Will a Naked Access Ban Raise Costs?

By James Ramage

The firm, however, is one of several in the bulge bracket expanding its filtered sponsored-access business. It, as well as other broker-dealers, could benefit from any measures that would take away from clearing broker-dealers' models.

But the clearing firms say they also provide valuable aggregation services. For these, the clearing firms bundle orders together and send them to an exchange to surpass volume thresholds and benefit from better pricing--which gets passed onto clients.

The SEC proposal would make it more difficult for these firms to reach the various volume breakpoints and would eliminate these savings. Forcing, say, Penson to add pre-trade risk checks--on top of the checks its broker-dealer customers already perform--would discourage the customer from using the clearing firm's MPID to access the exchange, because it would take too long to trade, Weingarten said.

"We have a broker-dealer who can access the market directly as a regulated entity, who chooses to go and leverage off the clearing firm give-up for efficiencies," Weingarten told Traders Magazine. "And if you remove the ability to do so, you've just removed the efficiencies without any added benefit."

In the Penson comment letter the firm said that, besides increased costs, the rule would also hurt smaller firms and their ability to compete with larger ones.

If a firm doesn't reach the top pricing tier of a market center and chooses instead to access the markets under its own MPID, it will still have to perform the pre-trade risk checks. But that firm would also realize a 32 percent decrease in rebate income, wrote Edward Wedbush and Jeff Bell, Wedbush's president and executive vice president, respectively, in the firm's March 31 comment letter.

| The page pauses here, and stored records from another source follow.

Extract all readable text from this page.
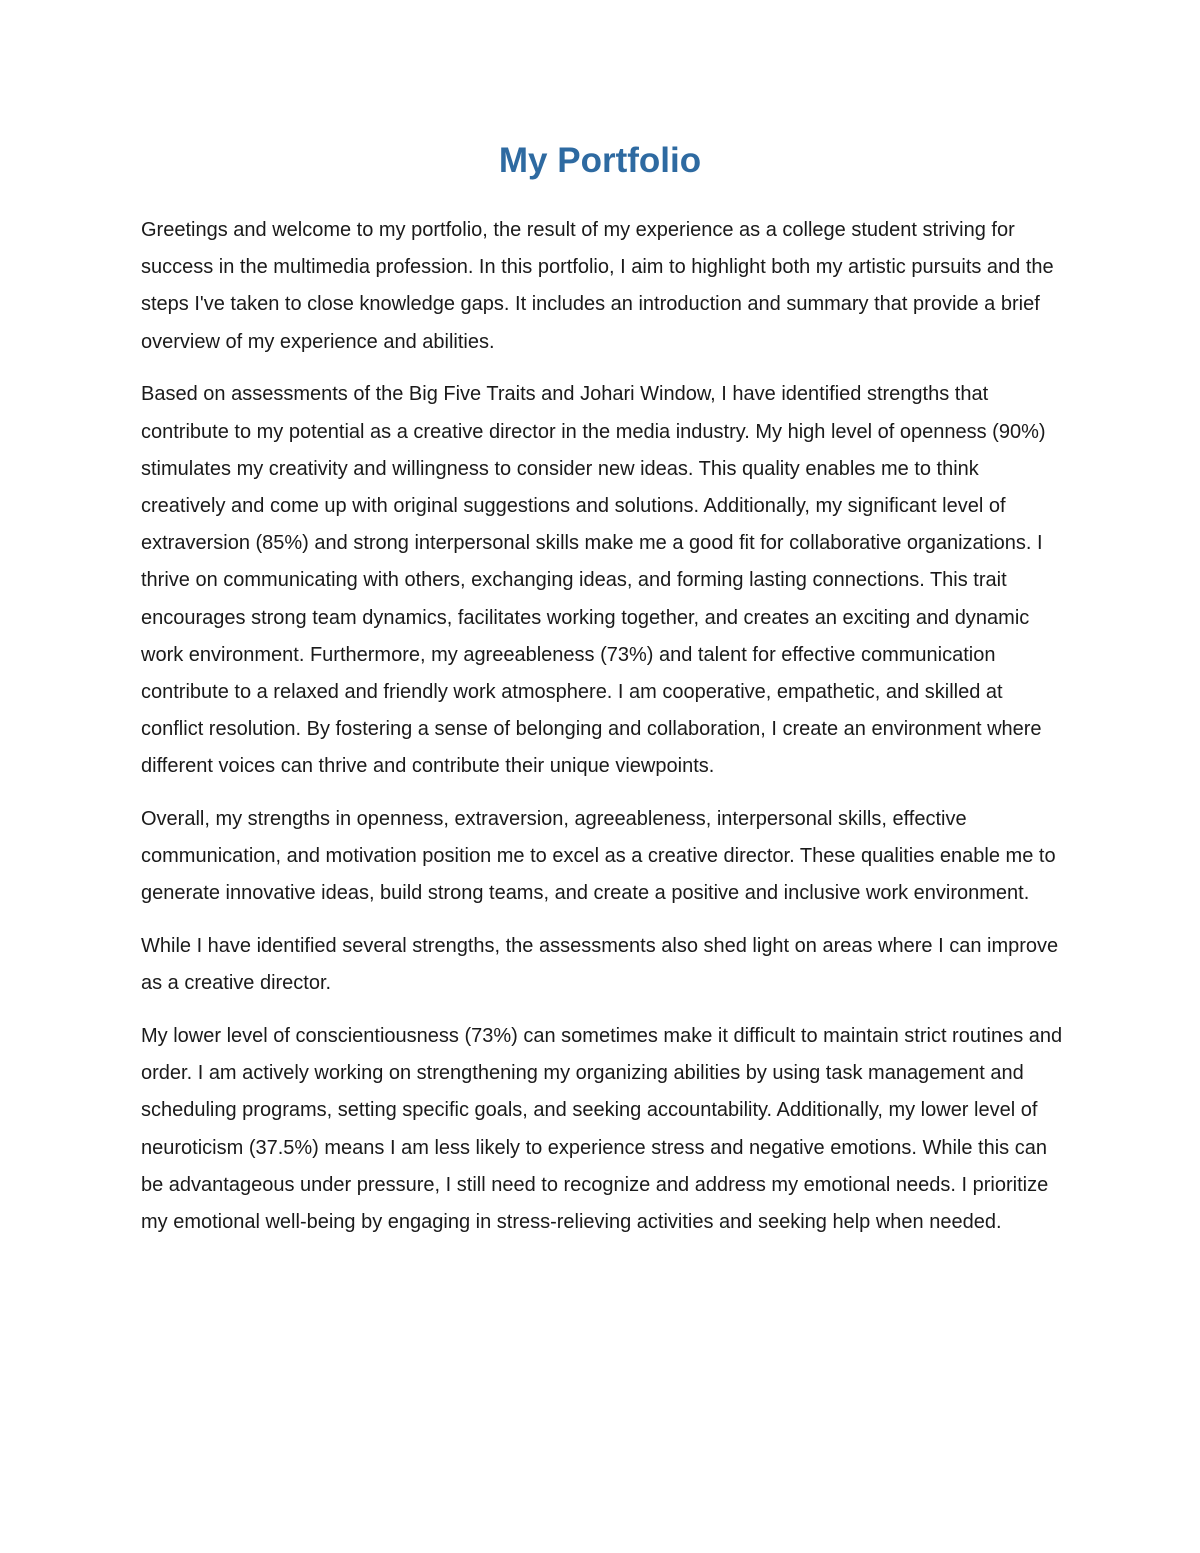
My Portfolio

Greetings and welcome to my portfolio, the result of my experience as a college student striving for success in the multimedia profession. In this portfolio, I aim to highlight both my artistic pursuits and the steps I've taken to close knowledge gaps. It includes an introduction and summary that provide a brief overview of my experience and abilities.

Based on assessments of the Big Five Traits and Johari Window, I have identified strengths that contribute to my potential as a creative director in the media industry. My high level of openness (90%) stimulates my creativity and willingness to consider new ideas. This quality enables me to think creatively and come up with original suggestions and solutions. Additionally, my significant level of extraversion (85%) and strong interpersonal skills make me a good fit for collaborative organizations. I thrive on communicating with others, exchanging ideas, and forming lasting connections. This trait encourages strong team dynamics, facilitates working together, and creates an exciting and dynamic work environment. Furthermore, my agreeableness (73%) and talent for effective communication contribute to a relaxed and friendly work atmosphere. I am cooperative, empathetic, and skilled at conflict resolution. By fostering a sense of belonging and collaboration, I create an environment where different voices can thrive and contribute their unique viewpoints.

Overall, my strengths in openness, extraversion, agreeableness, interpersonal skills, effective communication, and motivation position me to excel as a creative director. These qualities enable me to generate innovative ideas, build strong teams, and create a positive and inclusive work environment.

While I have identified several strengths, the assessments also shed light on areas where I can improve as a creative director.

My lower level of conscientiousness (73%) can sometimes make it difficult to maintain strict routines and order. I am actively working on strengthening my organizing abilities by using task management and scheduling programs, setting specific goals, and seeking accountability. Additionally, my lower level of neuroticism (37.5%) means I am less likely to experience stress and negative emotions. While this can be advantageous under pressure, I still need to recognize and address my emotional needs. I prioritize my emotional well-being by engaging in stress-relieving activities and seeking help when needed.
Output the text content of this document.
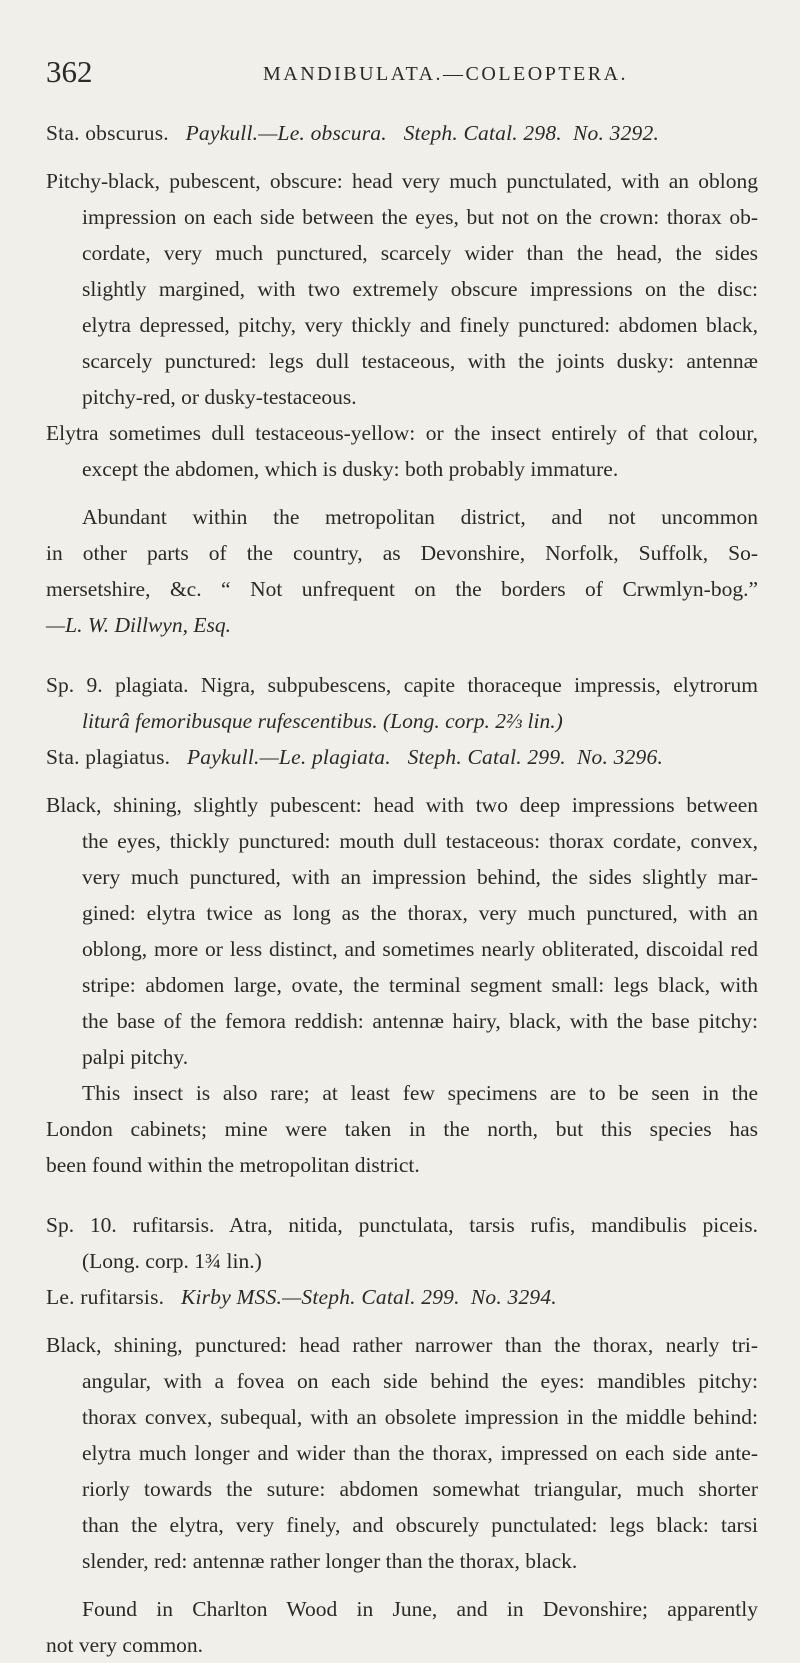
362	MANDIBULATA.—COLEOPTERA.

Sta. obscurus. Paykull.—Le. obscura. Steph. Catal. 298. No. 3292.

Pitchy-black, pubescent, obscure: head very much punctulated, with an oblong

impression on each side between the eyes, but not on the crown: thorax ob-

cordate, very much punctured, scarcely wider than the head, the sides

slightly margined, with two extremely obscure impressions on the disc:

elytra depressed, pitchy, very thickly and finely punctured: abdomen black,

scarcely punctured: legs dull testaceous, with the joints dusky: antennæ

pitchy-red, or dusky-testaceous.

Elytra sometimes dull testaceous-yellow: or the insect entirely of that colour,

except the abdomen, which is dusky: both probably immature.

Abundant within the metropolitan district, and not uncommon

in other parts of the country, as Devonshire, Norfolk, Suffolk, So-

mersetshire, &c. “ Not unfrequent on the borders of Crwmlyn-bog.”

—L. W. Dillwyn, Esq.

Sp. 9. plagiata. Nigra, subpubescens, capite thoraceque impressis, elytrorum

liturâ femoribusque rufescentibus. (Long. corp. 2⅔ lin.)

Sta. plagiatus. Paykull.—Le. plagiata. Steph. Catal. 299. No. 3296.

Black, shining, slightly pubescent: head with two deep impressions between

the eyes, thickly punctured: mouth dull testaceous: thorax cordate, convex,

very much punctured, with an impression behind, the sides slightly mar-

gined: elytra twice as long as the thorax, very much punctured, with an

oblong, more or less distinct, and sometimes nearly obliterated, discoidal red

stripe: abdomen large, ovate, the terminal segment small: legs black, with

the base of the femora reddish: antennæ hairy, black, with the base pitchy:

palpi pitchy.

This insect is also rare; at least few specimens are to be seen in the

London cabinets; mine were taken in the north, but this species has

been found within the metropolitan district.

Sp. 10. rufitarsis. Atra, nitida, punctulata, tarsis rufis, mandibulis piceis.

(Long. corp. 1¾ lin.)

Le. rufitarsis. Kirby MSS.—Steph. Catal. 299. No. 3294.

Black, shining, punctured: head rather narrower than the thorax, nearly tri-

angular, with a fovea on each side behind the eyes: mandibles pitchy:

thorax convex, subequal, with an obsolete impression in the middle behind:

elytra much longer and wider than the thorax, impressed on each side ante-

riorly towards the suture: abdomen somewhat triangular, much shorter

than the elytra, very finely, and obscurely punctulated: legs black: tarsi

slender, red: antennæ rather longer than the thorax, black.

Found in Charlton Wood in June, and in Devonshire; apparently

not very common.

So, in the best of circumstances, brokers who normally use clearing firms for the tiering benefits have a difficult choice to make, Wedbush wrote. Broker-dealers who don't achieve the best economics from the market centers must choose either slower access to the markets--because of the second set of pre-trade risk checks--or losing the benefit of volume aggregation.

There are other costs, wrote Christopher Lee and Paul Willis, global head of market access and global compliance officer, respectively, at Fortis Bank Nederland, in their March 26 comment letter. If the SEC's proposal is passed as is, there would be a "significant loss of trading volume" among the market participants and proprietary trading firms. And this, subsequently, will have a negative effect on the retail investor volume by reducing overall market liquidity and increase bid-ask spreads, they wrote. Overall cost-of-trade to the end retail client would rise, they concluded.